After a company advanced plans to redevelop government-subsidized housing in Ward 5 last month, attorneys for the property’s low-income tenants, who fear displacement, have replied with a fiery memo arguing that the company’s move shows even more “need for immediate [court] action.”

The plaintiffs’ retort, filed Thursday and first reported by the Washington Business Journal, follows MidCity Financial Corp.’s September submission to the D.C. Zoning Commission of second-stage architectural plans for a substantial part of a mixed-use project at Brookland Manor. A month earlier, attorneys for the tenants had filed a class-action lawsuit with the U.S. District Court for D.C. alleging that MidCity’s plans discriminate against tenants’ “familial status” (a protected class, under federal and local law) because they do not contain four- and five-bedroom units that would sufficiently accommodate those who currently live there.
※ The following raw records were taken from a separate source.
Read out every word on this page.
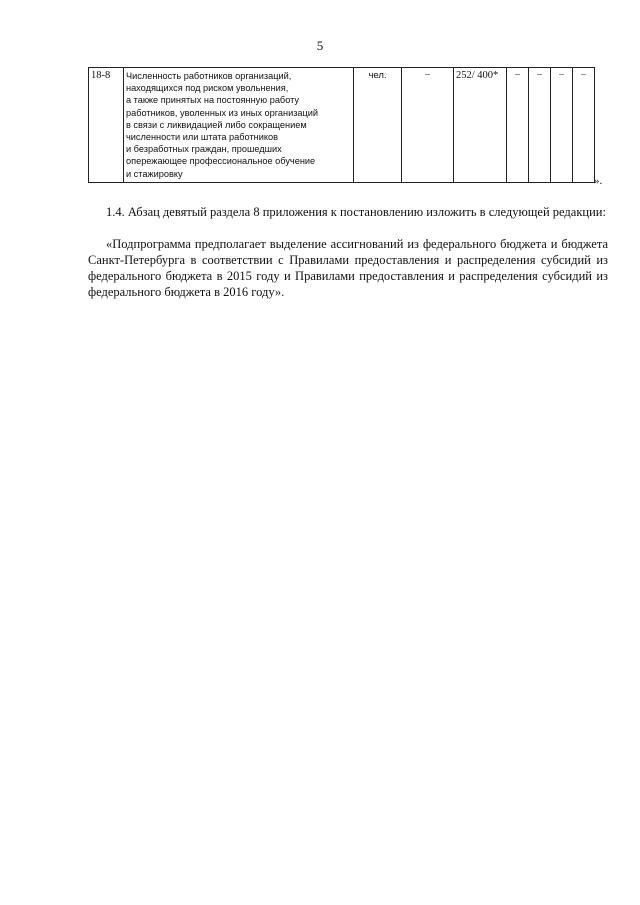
5
18-8	Численность работников организаций,
находящихся под риском увольнения,
а также принятых на постоянную работу
работников, уволенных из иных организаций
в связи с ликвидацией либо сокращением
численности или штата работников
и безработных граждан, прошедших
опережающее профессиональное обучение
и стажировку
	чел.	–	252/ 400*	–	–	–	–
».
1.4. Абзац девятый раздела 8 приложения к постановлению изложить в следующей редакции:
«Подпрограмма предполагает выделение ассигнований из федерального бюджета и бюджета Санкт-Петербурга в соответствии с Правилами предоставления и распределения субсидий из федерального бюджета в 2015 году и Правилами предоставления и распределения субсидий из федерального бюджета в 2016 году».
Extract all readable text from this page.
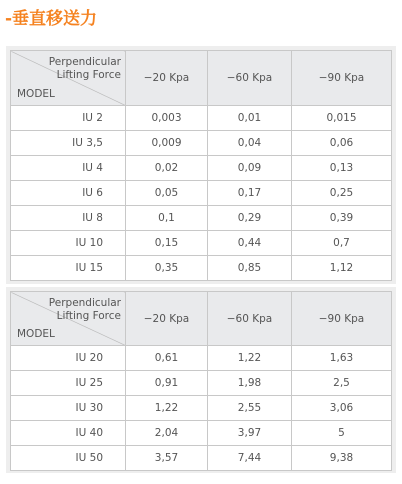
-垂直移送力
Perpendicular
Lifting Force
MODEL	−20 Kpa	−60 Kpa	−90 Kpa
IU 2	0,003	0,01	0,015
IU 3,5	0,009	0,04	0,06
IU 4	0,02	0,09	0,13
IU 6	0,05	0,17	0,25
IU 8	0,1	0,29	0,39
IU 10	0,15	0,44	0,7
IU 15	0,35	0,85	1,12
Perpendicular
Lifting Force
MODEL	−20 Kpa	−60 Kpa	−90 Kpa
IU 20	0,61	1,22	1,63
IU 25	0,91	1,98	2,5
IU 30	1,22	2,55	3,06
IU 40	2,04	3,97	5
IU 50	3,57	7,44	9,38
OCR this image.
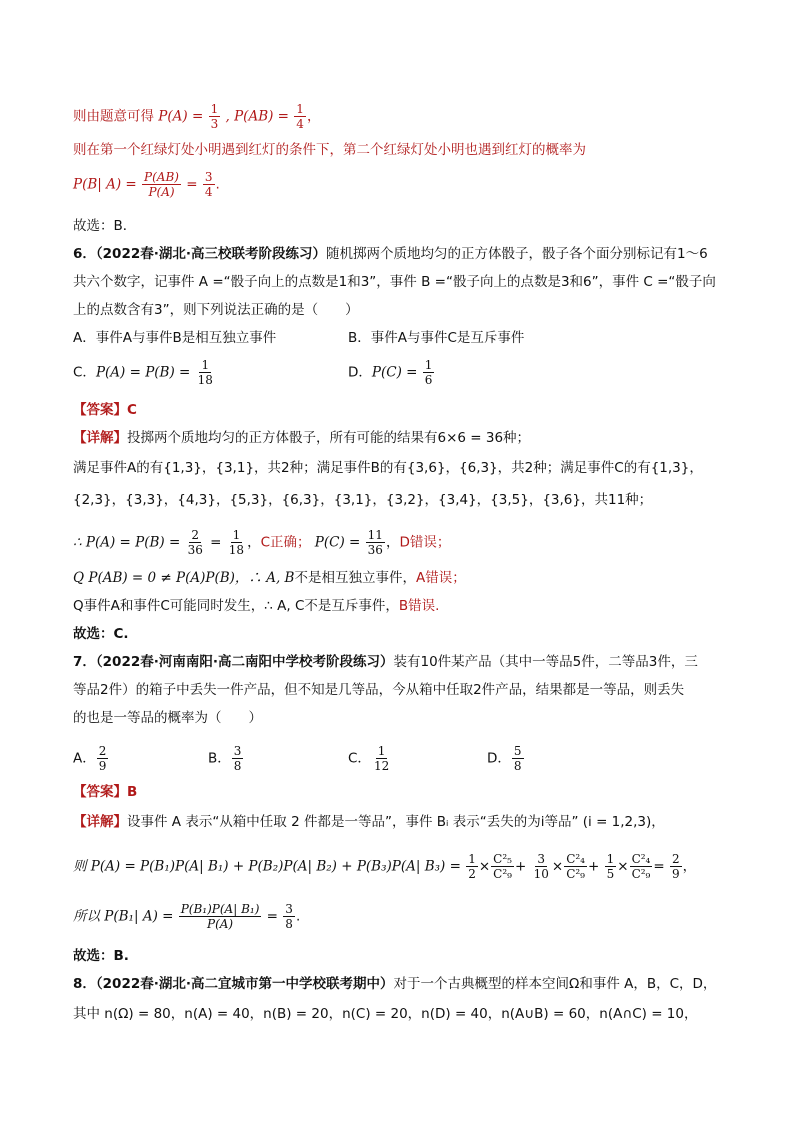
则由题意可得 $P(A) = \frac{1}{3}$ , $P(AB) = \frac{1}{4}$ ，
则在第一个红绿灯处小明遇到红灯的条件下，第二个红绿灯处小明也遇到红灯的概率为
P(B| $A) = \frac{P(AB)}{P(A)} = \frac{3}{4}$ .
故选：B．
6．（2022春·湖北·高三校联考阶段练习）随机掷两个质地均匀的正方体骰子，骰子各个面分别标记有1～6
共六个数字，记事件 A =“骰子向上的点数是1和3”，事件 B =“骰子向上的点数是3和6”，事件 C =“骰子向
上的点数含有3”，则下列说法正确的是（　　）
A．事件A与事件B是相互独立事件	B．事件A与事件C是互斥事件
C．$P(A) = P(B) = \frac{1}{18}$	D．$P(C) = \frac{1}{6}$
【答案】C
【详解】投掷两个质地均匀的正方体骰子，所有可能的结果有6×6 = 36种；
满足事件A的有{1,3}，{3,1}，共2种；满足事件B的有{3,6}，{6,3}，共2种；满足事件C的有{1,3}，
{2,3}，{3,3}，{4,3}，{5,3}，{6,3}，{3,1}，{3,2}，{3,4}，{3,5}，{3,6}，共11种；
∴ $P(A) = P(B) = \frac{2}{36} = \frac{1}{18}$ ，C正确； $P(C) = \frac{11}{36}$ ，D错误；
Q P(AB) = 0 ≠ P(A)P(B)，∴ A, B不是相互独立事件，A错误；
Q事件A和事件C可能同时发生，∴ A, C不是互斥事件，B错误.
故选：C.
7．（2022春·河南南阳·高二南阳中学校考阶段练习）装有10件某产品（其中一等品5件，二等品3件，三
等品2件）的箱子中丢失一件产品，但不知是几等品，今从箱中任取2件产品，结果都是一等品，则丢失
的也是一等品的概率为（　　）
A． $\frac{2}{9}$	B． $\frac{3}{8}$	C． $\frac{1}{12}$	D． $\frac{5}{8}$
【答案】B
【详解】设事件 A 表示“从箱中任取 2 件都是一等品”，事件 Bᵢ 表示“丢失的为i等品” (i = 1,2,3)，
则 P(A) = P(B₁)P(A| B₁) + P(B₂)P(A| B₂) + P(B₃)P(A| $B_3) = \frac{1}{2} \times \frac{\text{C²₅}}{\text{C²₉}} + \frac{3}{10} \times \frac{\text{C²₄}}{\text{C²₉}} + \frac{1}{5} \times \frac{\text{C²₄}}{\text{C²₉}} = \frac{2}{9}$ ，
所以 P(B₁| $A) = \frac{\text{P(B₁)P(A| B₁)}}{P(A)} = \frac{3}{8}$ .
故选：B.
8．（2022春·湖北·高二宜城市第一中学校联考期中）对于一个古典概型的样本空间Ω和事件 A，B，C，D，
其中 n(Ω) = 80，n(A) = 40，n(B) = 20，n(C) = 20，n(D) = 40，n(A∪B) = 60，n(A∩C) = 10，
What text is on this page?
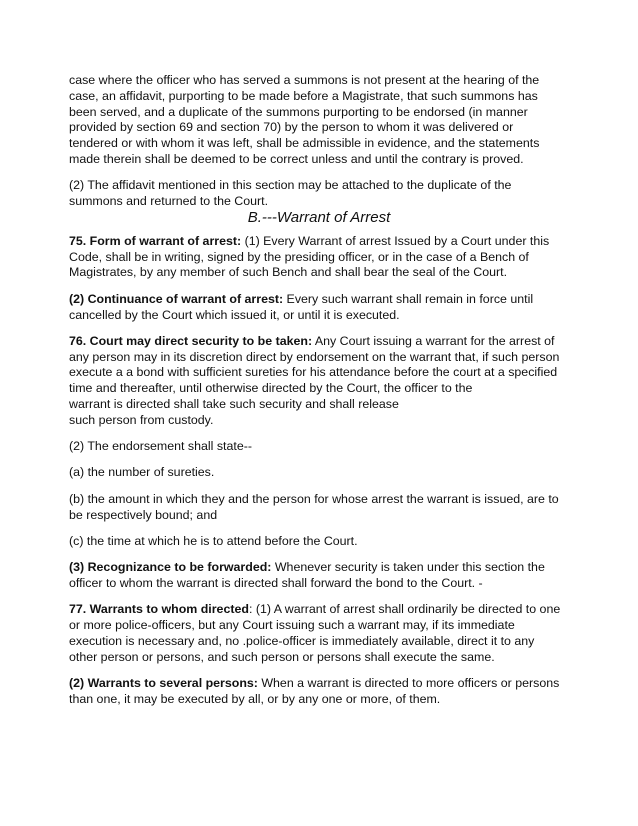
case where the officer who has served a summons is not present at the hearing of the
case, an affidavit, purporting to be made before a Magistrate, that such summons has
been served, and a duplicate of the summons purporting to be endorsed (in manner
provided by section 69 and section 70) by the person to whom it was delivered or
tendered or with whom it was left, shall be admissible in evidence, and the statements
made therein shall be deemed to be correct unless and until the contrary is proved.

(2) The affidavit mentioned in this section may be attached to the duplicate of the
summons and returned to the Court.

B.---Warrant of Arrest

75. Form of warrant of arrest: (1) Every Warrant of arrest Issued by a Court under this
Code, shall be in writing, signed by the presiding officer, or in the case of a Bench of
Magistrates, by any member of such Bench and shall bear the seal of the Court.

(2) Continuance of warrant of arrest: Every such warrant shall remain in force until
cancelled by the Court which issued it, or until it is executed.

76. Court may direct security to be taken: Any Court issuing a warrant for the arrest of
any person may in its discretion direct by endorsement on the warrant that, if such person
execute a a bond with sufficient sureties for his attendance before the court at a specified
time and thereafter, until otherwise directed by the Court, the officer to the
warrant is directed shall take such security and shall release
such person from custody.

(2) The endorsement shall state--

(a) the number of sureties.

(b) the amount in which they and the person for whose arrest the warrant is issued, are to
be respectively bound; and

(c) the time at which he is to attend before the Court.

(3) Recognizance to be forwarded: Whenever security is taken under this section the
officer to whom the warrant is directed shall forward the bond to the Court. -

77. Warrants to whom directed: (1) A warrant of arrest shall ordinarily be directed to one
or more police-officers, but any Court issuing such a warrant may, if its immediate
execution is necessary and, no .police-officer is immediately available, direct it to any
other person or persons, and such person or persons shall execute the same.

(2) Warrants to several persons: When a warrant is directed to more officers or persons
than one, it may be executed by all, or by any one or more, of them.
Now, the tenants’ lawyers say the company went ahead with its second-stage plans, which were not due until Nov. 6, without informing them or a judge, and before the court could rule on the lawsuit filed in August. For its RIA Block 7 component of the project, MidCity proposes to redevelop 2.6 acres of the site into a four-story apartment building with 130-plus units (up to three-bedrooms-large), and a second building for roughly 200 seniors. The company has come under scrutiny in recent months for its eviction practices, which tenants and their backers have characterized as aggressive.

“In light of Defendants’ decision to hurry their redevelopment plan forward without regard for this Court’s adjudicative process, the irreparable harm facing the Plaintiffs is even more apparent, as is the need for a preliminary injunction to enjoin Defendant’s attempts to infringe upon Plaintiff’s housing rights,” contend attorneys Maureen Browne and Matthew Handley, of Covington & Burling and the Washington Lawyer’s Committee for Civil Rights and Urban Affairs, respectively. “Plaintiffs respectfully request that the Court issue a preliminary injunction barring Defendants from taking any action to relocate on or off the property, evict, or otherwise bring about the cessation of tenancy of any leaseholder currently resident at Brookland Manor on the basis of the proposed redevelopment plan.”

MidCity’s “actions remove any doubt that they have no interest in allowing the adjudication of this case to halt their redevelopment and the associated relocation of families,” the attorneys add. 

A representative from MidCity declined to comment on the lawsuit. Zoning Commission records show that MidCity submitted a “notice of intent” to file second-stage plans for the redevelopment on Aug. 4, giving it “at least 45 days” (or at least until mid-September) to follow through. The tenants’ lawsuit was filed at the end of August. 

Community-based organization ONE DC joined the tenants in the lawsuit.